NEW YORK: A new satellite is on a 1.5 million-kilometer, 110-day journey toward the sun. Once it reaches its orbit, DSCOVR the Deep Space Climate Observatory will replace an aging craft to monitor space weather.
DSCOVR will be fixed in orbit at L1, the so-called Lagrange point where the gravitational pull of the sun and of Earth cancel each other out. From this distant outpost, it will document the continuous stream of charged solar particles.
Life on Earth is mostly protected from those particles by the planet’s magnetic field and atmosphere. But Thomas Berger, director of the National Oceanic and Atmospheric Administration’s Space Weather Prediction Center in Boulder, Colorado, said large-scale eruptions from the sun, called coronal mass ejections, can still be dangerous.
“Those are really, really large magnetic clouds that are expelled from the sun at very, very high speeds … and when those impact the Earth, that’s like a tsunami or a hurricane impacting the Earth in terms of space weather,” he said.

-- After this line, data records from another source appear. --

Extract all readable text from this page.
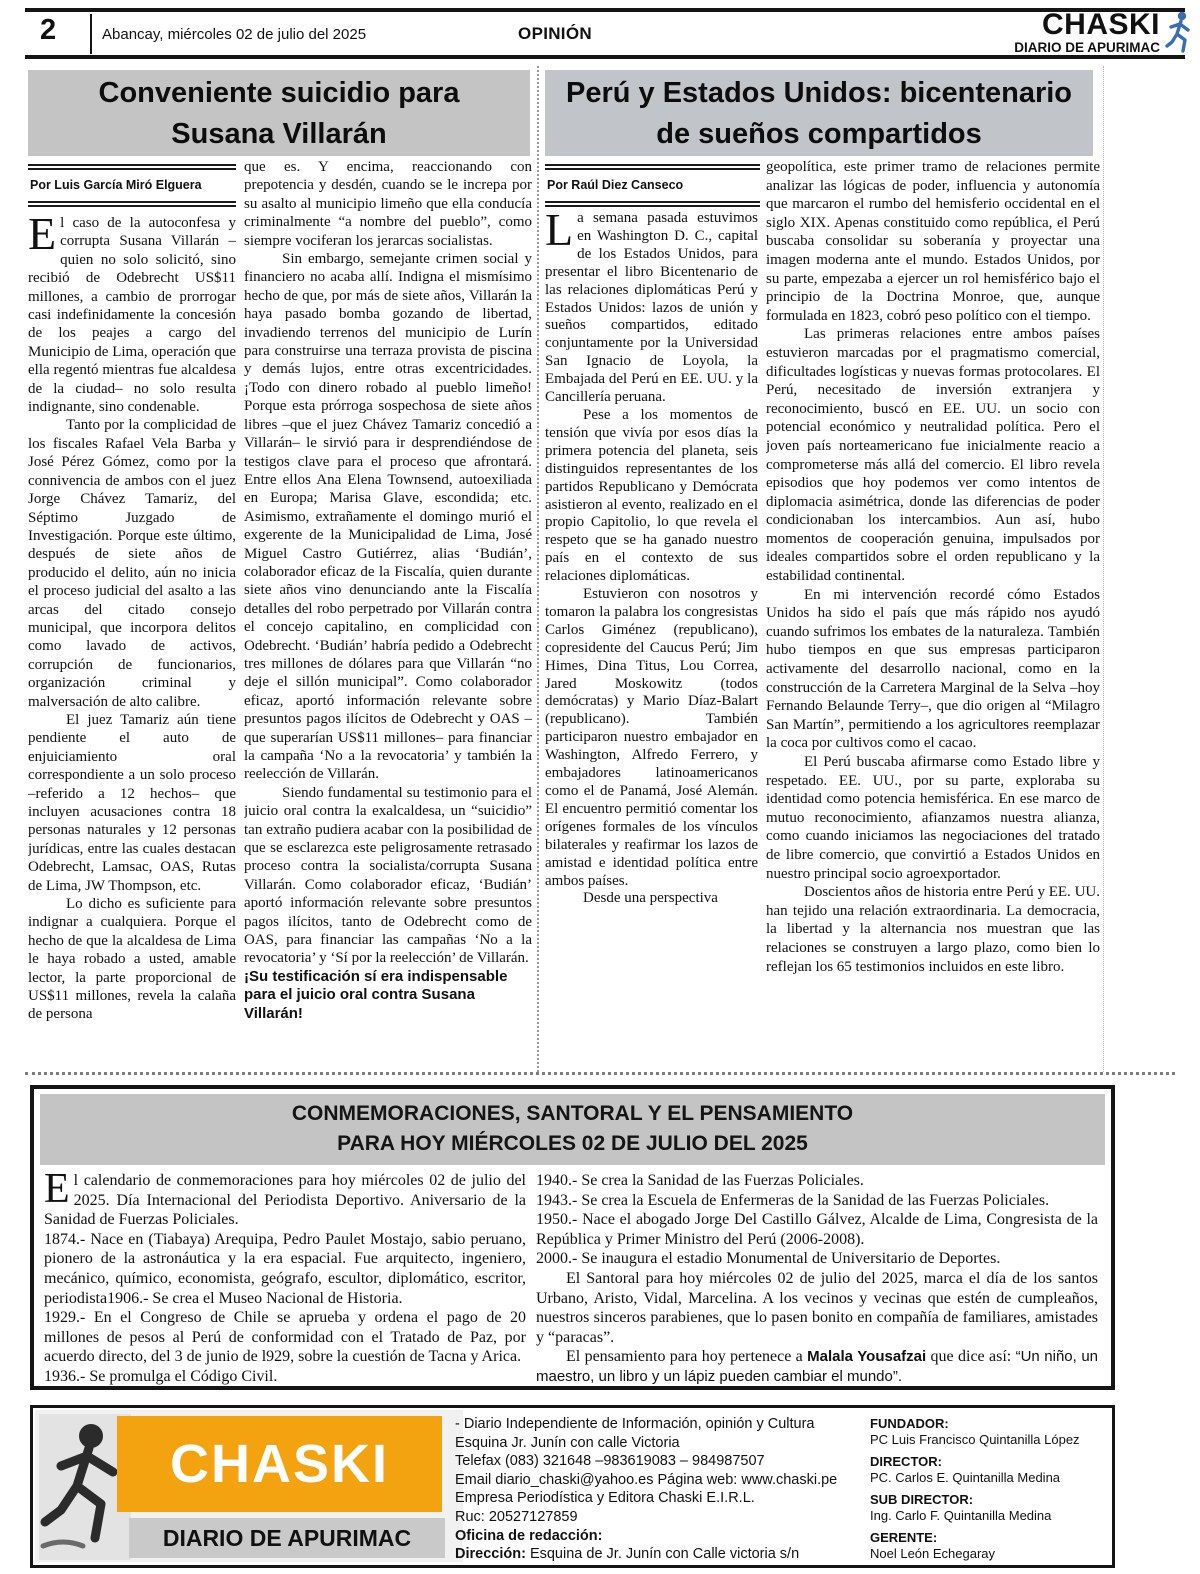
2	Abancay, miércoles 02 de julio del 2025	OPINIÓN	CHASKI
DIARIO DE APURIMAC
Conveniente suicidio para
Susana Villarán
Por Luis García Miró Elguera

El caso de la autoconfesa y corrupta Susana Villarán –quien no solo solicitó, sino recibió de Odebrecht US$11 millones, a cambio de prorrogar casi indefinidamente la concesión de los peajes a cargo del Municipio de Lima, operación que ella regentó mientras fue alcaldesa de la ciudad– no solo resulta indignante, sino condenable.

Tanto por la complicidad de los fiscales Rafael Vela Barba y José Pérez Gómez, como por la connivencia de ambos con el juez Jorge Chávez Tamariz, del Séptimo Juzgado de Investigación. Porque este último, después de siete años de producido el delito, aún no inicia el proceso judicial del asalto a las arcas del citado consejo municipal, que incorpora delitos como lavado de activos, corrupción de funcionarios, organización criminal y malversación de alto calibre.

El juez Tamariz aún tiene pendiente el auto de enjuiciamiento oral correspondiente a un solo proceso –referido a 12 hechos– que incluyen acusaciones contra 18 personas naturales y 12 personas jurídicas, entre las cuales destacan Odebrecht, Lamsac, OAS, Rutas de Lima, JW Thompson, etc.

Lo dicho es suficiente para indignar a cualquiera. Porque el hecho de que la alcaldesa de Lima le haya robado a usted, amable lector, la parte proporcional de US$11 millones, revela la calaña de persona

que es. Y encima, reaccionando con prepotencia y desdén, cuando se le increpa por su asalto al municipio limeño que ella conducía criminalmente “a nombre del pueblo”, como siempre vociferan los jerarcas socialistas.

Sin embargo, semejante crimen social y financiero no acaba allí. Indigna el mismísimo hecho de que, por más de siete años, Villarán la haya pasado bomba gozando de libertad, invadiendo terrenos del municipio de Lurín para construirse una terraza provista de piscina y demás lujos, entre otras excentricidades. ¡Todo con dinero robado al pueblo limeño! Porque esta prórroga sospechosa de siete años libres –que el juez Chávez Tamariz concedió a Villarán– le sirvió para ir desprendiéndose de testigos clave para el proceso que afrontará. Entre ellos Ana Elena Townsend, autoexiliada en Europa; Marisa Glave, escondida; etc. Asimismo, extrañamente el domingo murió el exgerente de la Municipalidad de Lima, José Miguel Castro Gutiérrez, alias ‘Budián’, colaborador eficaz de la Fiscalía, quien durante siete años vino denunciando ante la Fiscalía detalles del robo perpetrado por Villarán contra el concejo capitalino, en complicidad con Odebrecht. ‘Budián’ habría pedido a Odebrecht tres millones de dólares para que Villarán “no deje el sillón municipal”. Como colaborador eficaz, aportó información relevante sobre presuntos pagos ilícitos de Odebrecht y OAS –que superarían US$11 millones– para financiar la campaña ‘No a la revocatoria’ y también la reelección de Villarán.

Siendo fundamental su testimonio para el juicio oral contra la exalcaldesa, un “suicidio” tan extraño pudiera acabar con la posibilidad de que se esclarezca este peligrosamente retrasado proceso contra la socialista/corrupta Susana Villarán. Como colaborador eficaz, ‘Budián’ aportó información relevante sobre presuntos pagos ilícitos, tanto de Odebrecht como de OAS, para financiar las campañas ‘No a la revocatoria’ y ‘Sí por la reelección’ de Villarán.

¡Su testificación sí era indispensable para el juicio oral contra Susana Villarán!

Perú y Estados Unidos: bicentenario
de sueños compartidos
Por Raúl Diez Canseco

La semana pasada estuvimos en Washington D. C., capital de los Estados Unidos, para presentar el libro Bicentenario de las relaciones diplomáticas Perú y Estados Unidos: lazos de unión y sueños compartidos, editado conjuntamente por la Universidad San Ignacio de Loyola, la Embajada del Perú en EE. UU. y la Cancillería peruana.

Pese a los momentos de tensión que vivía por esos días la primera potencia del planeta, seis distinguidos representantes de los partidos Republicano y Demócrata asistieron al evento, realizado en el propio Capitolio, lo que revela el respeto que se ha ganado nuestro país en el contexto de sus relaciones diplomáticas.

Estuvieron con nosotros y tomaron la palabra los congresistas Carlos Giménez (republicano), copresidente del Caucus Perú; Jim Himes, Dina Titus, Lou Correa, Jared Moskowitz (todos demócratas) y Mario Díaz-Balart (republicano). También participaron nuestro embajador en Washington, Alfredo Ferrero, y embajadores latinoamericanos como el de Panamá, José Alemán. El encuentro permitió comentar los orígenes formales de los vínculos bilaterales y reafirmar los lazos de amistad e identidad política entre ambos países.

Desde una perspectiva

geopolítica, este primer tramo de relaciones permite analizar las lógicas de poder, influencia y autonomía que marcaron el rumbo del hemisferio occidental en el siglo XIX. Apenas constituido como república, el Perú buscaba consolidar su soberanía y proyectar una imagen moderna ante el mundo. Estados Unidos, por su parte, empezaba a ejercer un rol hemisférico bajo el principio de la Doctrina Monroe, que, aunque formulada en 1823, cobró peso político con el tiempo.

Las primeras relaciones entre ambos países estuvieron marcadas por el pragmatismo comercial, dificultades logísticas y nuevas formas protocolares. El Perú, necesitado de inversión extranjera y reconocimiento, buscó en EE. UU. un socio con potencial económico y neutralidad política. Pero el joven país norteamericano fue inicialmente reacio a comprometerse más allá del comercio. El libro revela episodios que hoy podemos ver como intentos de diplomacia asimétrica, donde las diferencias de poder condicionaban los intercambios. Aun así, hubo momentos de cooperación genuina, impulsados por ideales compartidos sobre el orden republicano y la estabilidad continental.

En mi intervención recordé cómo Estados Unidos ha sido el país que más rápido nos ayudó cuando sufrimos los embates de la naturaleza. También hubo tiempos en que sus empresas participaron activamente del desarrollo nacional, como en la construcción de la Carretera Marginal de la Selva –hoy Fernando Belaunde Terry–, que dio origen al “Milagro San Martín”, permitiendo a los agricultores reemplazar la coca por cultivos como el cacao.

El Perú buscaba afirmarse como Estado libre y respetado. EE. UU., por su parte, exploraba su identidad como potencia hemisférica. En ese marco de mutuo reconocimiento, afianzamos nuestra alianza, como cuando iniciamos las negociaciones del tratado de libre comercio, que convirtió a Estados Unidos en nuestro principal socio agroexportador.

Doscientos años de historia entre Perú y EE. UU. han tejido una relación extraordinaria. La democracia, la libertad y la alternancia nos muestran que las relaciones se construyen a largo plazo, como bien lo reflejan los 65 testimonios incluidos en este libro.

CONMEMORACIONES, SANTORAL Y EL PENSAMIENTO
PARA HOY MIÉRCOLES 02 DE JULIO DEL 2025

El calendario de conmemoraciones para hoy miércoles 02 de julio del 2025. Día Internacional del Periodista Deportivo. Aniversario de la Sanidad de Fuerzas Policiales.

1874.- Nace en (Tiabaya) Arequipa, Pedro Paulet Mostajo, sabio peruano, pionero de la astronáutica y la era espacial. Fue arquitecto, ingeniero, mecánico, químico, economista, geógrafo, escultor, diplomático, escritor, periodista1906.- Se crea el Museo Nacional de Historia.

1929.- En el Congreso de Chile se aprueba y ordena el pago de 20 millones de pesos al Perú de conformidad con el Tratado de Paz, por acuerdo directo, del 3 de junio de l929, sobre la cuestión de Tacna y Arica.

1936.- Se promulga el Código Civil.

1940.- Se crea la Sanidad de las Fuerzas Policiales.

1943.- Se crea la Escuela de Enfermeras de la Sanidad de las Fuerzas Policiales.

1950.- Nace el abogado Jorge Del Castillo Gálvez, Alcalde de Lima, Congresista de la República y Primer Ministro del Perú (2006-2008).

2000.- Se inaugura el estadio Monumental de Universitario de Deportes.

El Santoral para hoy miércoles 02 de julio del 2025, marca el día de los santos Urbano, Aristo, Vidal, Marcelina. A los vecinos y vecinas que estén de cumpleaños, nuestros sinceros parabienes, que lo pasen bonito en compañía de familiares, amistades y “paracas”.

El pensamiento para hoy pertenece a Malala Yousafzai que dice así: “Un niño, un maestro, un libro y un lápiz pueden cambiar el mundo”.

CHASKI
DIARIO DE APURIMAC
- Diario Independiente de Información, opinión y Cultura
Esquina Jr. Junín con calle Victoria
Telefax (083) 321648 –983619083 – 984987507
Email diario_chaski@yahoo.es Página web: www.chaski.pe
Empresa Periodística y Editora Chaski E.I.R.L.
Ruc: 20527127859
Oficina de redacción:
Dirección: Esquina de Jr. Junín con Calle victoria s/n
FUNDADOR:
PC Luis Francisco Quintanilla López
DIRECTOR:
PC. Carlos E. Quintanilla Medina
SUB DIRECTOR:
Ing. Carlo F. Quintanilla Medina
GERENTE:
Noel León Echegaray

Violent space weather can disable electric power grids, knock out satellites, and interrupt radio signals and aviation communications systems. This year marks the peak of the 11-year solar cycle, when extreme weather on the sun can most affect life on Earth.
Berger said full recovery from a really bad solar storm could take four to 10 years and cost between $1 trillion and $2 trillion, according to a recent report published by the National Research Council.
“There really is not much we can do about it, given that the sun is a gigantic star and we are just a tiny little planet in its orbit. However,” he pointed out, “NOAA’s job and the Space Weather Prediction Center’s job in particular is to predict these phenomena and give people the watches, warnings and alerts that they need to take mitigation action.”